Sebaceous follicles, which are generally recognized as the site where acne originates, were once considered to represent a uniquely harsh environment for bacteria that can only support C. acnes colonization in healthy individuals.[78] However, heterogeneity was often found in previous culture-based studies of healthy follicles owing to differences in sampling.[78] Each method has its own advantages and is uniquely suitable for specific purposes. Swabbing samples only the skin surface and does not extend into the pilosebaceous unit, which is key to gaining a full understanding of acne development and progression. Surface sampling methods do not access internal anaerobic sites where acne structures are common. Surface sampling also covers a larger area and has the potential to sample both diseased and healthy areas. Microdissection of single pilosebaceous units from punch biopsy specimens is invasive and may result in contamination with skin surface colonizers. The pore strip and cyanoacrylate biopsy have the advantages of being noninvasive, capturing the upper stratum, and isolating the pilosebaceous unit via dissection, thereby minimizing the potential for surface contamination.[78] A recent study compared sampling using surface swabs, pore strips and cyanoacrylate glue follicular biopsy.[79] While differences exist, overall, the relative abundance of bacterial and fungal species and the taxonomic diversity detected were similar. However, the viral composition was different on the surface and in the follicle. Studies such as this, which take advantage of multiple sampling methodologies, will be essential for clarifying microbial involvement in acne pathogenesis and progression.

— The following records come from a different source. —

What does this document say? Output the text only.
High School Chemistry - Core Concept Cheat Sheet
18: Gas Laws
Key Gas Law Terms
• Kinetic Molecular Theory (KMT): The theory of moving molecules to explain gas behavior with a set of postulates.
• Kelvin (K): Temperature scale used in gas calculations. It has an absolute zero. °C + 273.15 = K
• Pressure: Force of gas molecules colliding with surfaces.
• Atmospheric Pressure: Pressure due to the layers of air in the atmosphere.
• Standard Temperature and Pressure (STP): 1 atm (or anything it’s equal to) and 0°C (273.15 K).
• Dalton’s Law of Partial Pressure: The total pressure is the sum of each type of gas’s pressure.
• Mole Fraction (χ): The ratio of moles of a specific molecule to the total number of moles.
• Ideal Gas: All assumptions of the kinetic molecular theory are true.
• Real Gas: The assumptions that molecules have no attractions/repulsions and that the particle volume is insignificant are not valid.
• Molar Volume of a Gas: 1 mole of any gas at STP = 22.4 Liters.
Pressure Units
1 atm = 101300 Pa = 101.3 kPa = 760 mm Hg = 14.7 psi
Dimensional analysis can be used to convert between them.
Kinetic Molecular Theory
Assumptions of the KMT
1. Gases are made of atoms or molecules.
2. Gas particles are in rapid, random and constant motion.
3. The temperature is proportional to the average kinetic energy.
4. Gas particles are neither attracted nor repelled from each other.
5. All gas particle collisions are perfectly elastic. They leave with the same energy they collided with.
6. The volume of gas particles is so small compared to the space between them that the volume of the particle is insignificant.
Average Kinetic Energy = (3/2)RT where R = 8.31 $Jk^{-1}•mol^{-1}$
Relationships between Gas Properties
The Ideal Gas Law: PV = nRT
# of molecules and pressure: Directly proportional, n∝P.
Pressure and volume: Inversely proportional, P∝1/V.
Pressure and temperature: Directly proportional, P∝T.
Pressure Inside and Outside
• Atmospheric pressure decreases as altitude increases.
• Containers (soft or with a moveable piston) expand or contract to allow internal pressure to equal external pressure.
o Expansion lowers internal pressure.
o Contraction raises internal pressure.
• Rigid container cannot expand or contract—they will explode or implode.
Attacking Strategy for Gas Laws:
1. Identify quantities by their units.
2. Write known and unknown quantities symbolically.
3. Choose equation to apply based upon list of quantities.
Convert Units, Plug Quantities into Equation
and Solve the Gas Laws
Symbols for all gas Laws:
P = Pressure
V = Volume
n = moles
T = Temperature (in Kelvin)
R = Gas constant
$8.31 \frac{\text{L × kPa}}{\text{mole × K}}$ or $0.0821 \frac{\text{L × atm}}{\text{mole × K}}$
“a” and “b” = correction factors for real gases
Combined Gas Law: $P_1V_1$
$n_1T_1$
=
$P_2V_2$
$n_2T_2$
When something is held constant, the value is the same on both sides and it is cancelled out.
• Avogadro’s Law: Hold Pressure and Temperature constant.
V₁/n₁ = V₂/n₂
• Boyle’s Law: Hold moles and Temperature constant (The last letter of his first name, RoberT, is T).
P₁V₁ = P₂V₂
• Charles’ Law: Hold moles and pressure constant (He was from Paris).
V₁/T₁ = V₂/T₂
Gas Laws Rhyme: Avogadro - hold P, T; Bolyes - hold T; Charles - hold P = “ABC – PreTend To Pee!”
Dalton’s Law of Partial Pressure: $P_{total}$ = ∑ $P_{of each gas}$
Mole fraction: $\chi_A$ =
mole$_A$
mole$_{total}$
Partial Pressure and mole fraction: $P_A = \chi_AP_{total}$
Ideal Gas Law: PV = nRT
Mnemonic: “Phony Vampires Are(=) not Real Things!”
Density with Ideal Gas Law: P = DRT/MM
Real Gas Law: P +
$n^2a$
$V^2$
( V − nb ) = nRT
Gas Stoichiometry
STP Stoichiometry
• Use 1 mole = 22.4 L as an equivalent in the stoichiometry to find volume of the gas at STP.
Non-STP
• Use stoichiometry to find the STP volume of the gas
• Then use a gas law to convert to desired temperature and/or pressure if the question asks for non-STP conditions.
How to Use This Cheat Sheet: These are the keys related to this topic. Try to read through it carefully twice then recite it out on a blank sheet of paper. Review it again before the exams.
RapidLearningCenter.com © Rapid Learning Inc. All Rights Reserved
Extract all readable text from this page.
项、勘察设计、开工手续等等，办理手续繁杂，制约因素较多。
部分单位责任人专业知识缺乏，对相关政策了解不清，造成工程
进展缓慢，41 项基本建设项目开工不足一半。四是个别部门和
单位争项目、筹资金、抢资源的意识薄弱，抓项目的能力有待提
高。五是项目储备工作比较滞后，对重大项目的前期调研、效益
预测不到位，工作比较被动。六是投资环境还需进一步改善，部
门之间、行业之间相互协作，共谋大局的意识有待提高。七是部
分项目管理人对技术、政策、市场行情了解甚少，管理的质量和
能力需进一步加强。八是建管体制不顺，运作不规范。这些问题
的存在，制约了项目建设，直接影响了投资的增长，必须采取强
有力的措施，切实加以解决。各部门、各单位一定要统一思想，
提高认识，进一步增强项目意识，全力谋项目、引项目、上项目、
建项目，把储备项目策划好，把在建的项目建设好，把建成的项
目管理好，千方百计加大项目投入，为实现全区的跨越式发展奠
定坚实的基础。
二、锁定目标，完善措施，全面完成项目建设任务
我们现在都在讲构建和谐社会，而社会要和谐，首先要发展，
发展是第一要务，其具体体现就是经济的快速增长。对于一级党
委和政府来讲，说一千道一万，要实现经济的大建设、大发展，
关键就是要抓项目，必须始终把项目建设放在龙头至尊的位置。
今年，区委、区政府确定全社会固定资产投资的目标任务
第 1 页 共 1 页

It is also necessary to consider and implement suitable study designs and validate appropriate sampling according to the specific needs defined by skin and pathophysiology. The design should include consideration of potential confounding factors, such as patient demographics, medical history, antibiotic and cosmetic use, site and surface topography, relevant anatomical structure, and selection of appropriate sampling tools and sites.[80] Contamination is also a very common issue in skin microbiome studies, as the microbial biomass is limited. Often a large number of participants and samples are required to achieve sufficient statistical power to arrive at meaningful results. In summary, although sampling the skin surface rather than the follicle has been common in acne publications, it is often the parameter of choice, usually for reasons of expediency rather than technical robustness. It is important to consider the methods specific to the disease state, the disease anatomy and the questions to be investigated. Although a variety of studies address different sampling methods at specific sites, establishing the importance of individual sites of pathophysiological significance in specific longitudinal stages, ideally occurring before lesion development or at least in the same site after regression, will be necessary to address the role of microbiota in acne.